Language for Strategy or Culture?

In my last post, I was applauding the students of Bowdoin for asking for classes in Arabic (and also Swahili). This of course got me to thinking about “strategic” languages and sociolinguistics…which is always worthy of another post.
One group who is very much interested in Arabic language instruction is of course the U.S. defense forces and diplomatic corps. Yes folks, they DO want to (legally) spy on Middle Eastern terrorists and figure out what they are up to. I confess that I don’t have an ethical problem with this, but I do remember that in another forum, a colleague was objecting to the fact that the linguistic community would answer questions for someone in the military.
I think his concern was that the military is learning Arabic solely for the purpose of detecting and destroying terrorist cells and that they would miss learning about positive aspects of Arabic culture. Although I understand this point of view, I will be optimistic (rare for me) and say that when you learn another language, even if it’s for “defense” you will be forced to face the values and literature of that culture.
Based on what I’ve seen, learning a language for the military isn’t just about listening to terrorist activity. It’s also about negotiating with local leaders and learning to work with people willing to cooperate with your side. You have to understand the other culture to be a more effective negotiater. For some people, learning another language is also about living there, eating the local food, seeing the local architecture and learning the local literature. Most people who go to another country are usually positively affected by the local culture, even if they had no idea of what they were getting into in the first place.
So even though some people may be learning Arabic solely to “protect their country”, in the long run, these people may be the ones to help us bridge the gap for a truly peaceful co-existence. The worst thing the military could do is to force everyone to interact in English! Ironically, returning vets from another country have been the source cross-cultural pollination. The crusaders exposed Europe to a lot of Middle Eastern innovation and today’s interest in Japanese culture is partly based on what vets experienced in post-war Japan. Go figure.

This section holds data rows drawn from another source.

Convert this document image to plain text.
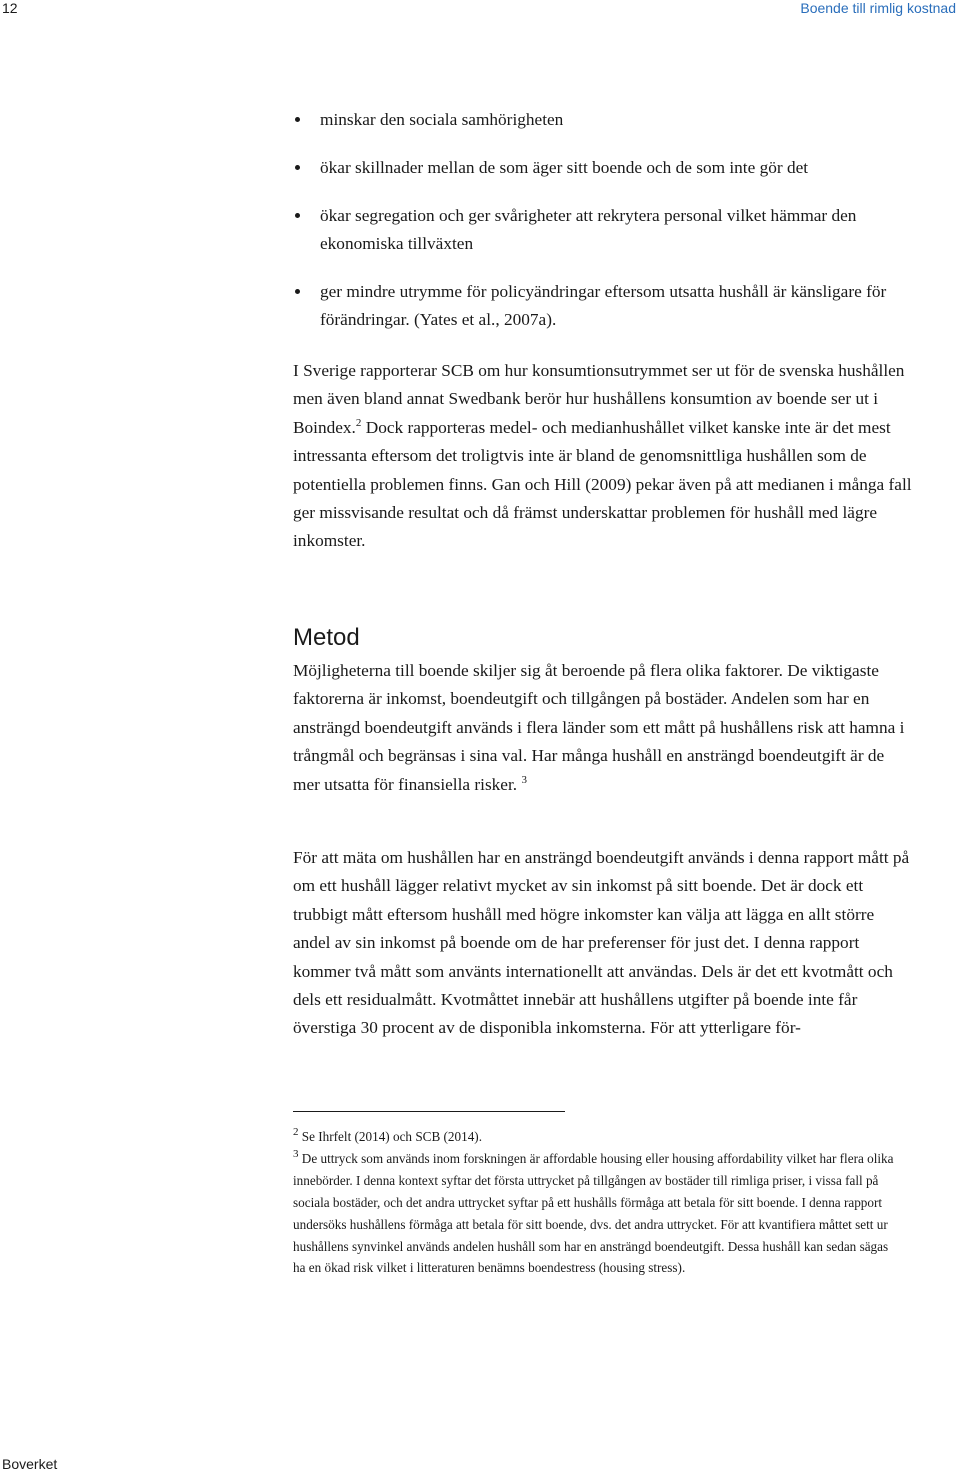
12	Boende till rimlig kostnad
minskar den sociala samhörigheten
ökar skillnader mellan de som äger sitt boende och de som inte gör det
ökar segregation och ger svårigheter att rekrytera personal vilket hämmar den ekonomiska tillväxten
ger mindre utrymme för policyändringar eftersom utsatta hushåll är känsligare för förändringar. (Yates et al., 2007a).

I Sverige rapporterar SCB om hur konsumtionsutrymmet ser ut för de svenska hushållen men även bland annat Swedbank berör hur hushållens konsumtion av boende ser ut i Boindex.$^2$ Dock rapporteras medel- och medianhushållet vilket kanske inte är det mest intressanta eftersom det troligtvis inte är bland de genomsnittliga hushållen som de potentiella problemen finns. Gan och Hill (2009) pekar även på att medianen i många fall ger missvisande resultat och då främst underskattar problemen för hushåll med lägre inkomster.

Metod

Möjligheterna till boende skiljer sig åt beroende på flera olika faktorer. De viktigaste faktorerna är inkomst, boendeutgift och tillgången på bostäder. Andelen som har en ansträngd boendeutgift används i flera länder som ett mått på hushållens risk att hamna i trångmål och begränsas i sina val. Har många hushåll en ansträngd boendeutgift är de mer utsatta för finansiella risker. $^3$

För att mäta om hushållen har en ansträngd boendeutgift används i denna rapport mått på om ett hushåll lägger relativt mycket av sin inkomst på sitt boende. Det är dock ett trubbigt mått eftersom hushåll med högre inkomster kan välja att lägga en allt större andel av sin inkomst på boende om de har preferenser för just det. I denna rapport kommer två mått som använts internationellt att användas. Dels är det ett kvotmått och dels ett residualmått. Kvotmåttet innebär att hushållens utgifter på boende inte får överstiga 30 procent av de disponibla inkomsterna. För att ytterligare för-

$^2$ Se Ihrfelt (2014) och SCB (2014).

$^3$ De uttryck som används inom forskningen är affordable housing eller housing affordability vilket har flera olika innebörder. I denna kontext syftar det första uttrycket på tillgången av bostäder till rimliga priser, i vissa fall på sociala bostäder, och det andra uttrycket syftar på ett hushålls förmåga att betala för sitt boende. I denna rapport undersöks hushållens förmåga att betala för sitt boende, dvs. det andra uttrycket. För att kvantifiera måttet sett ur hushållens synvinkel används andelen hushåll som har en ansträngd boendeutgift. Dessa hushåll kan sedan sägas ha en ökad risk vilket i litteraturen benämns boendestress (housing stress).

Boverket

P.S. From a purely strategic point of view, any language which has a large number of speakers, a politically volatile past or proximity to scarce resources (oil, nukes, diamonds, etc) is worth investing in…because you never know where the next hot spot will be. Back when Yugoslavia was still a country, an ROTC classmate chose to focus on Serbo-Croatian because it was a “strategic” language, yet the country was relatively “stable”. Of course, that all changed in the 90s, but it was a good thing the military did have some experts to call upon.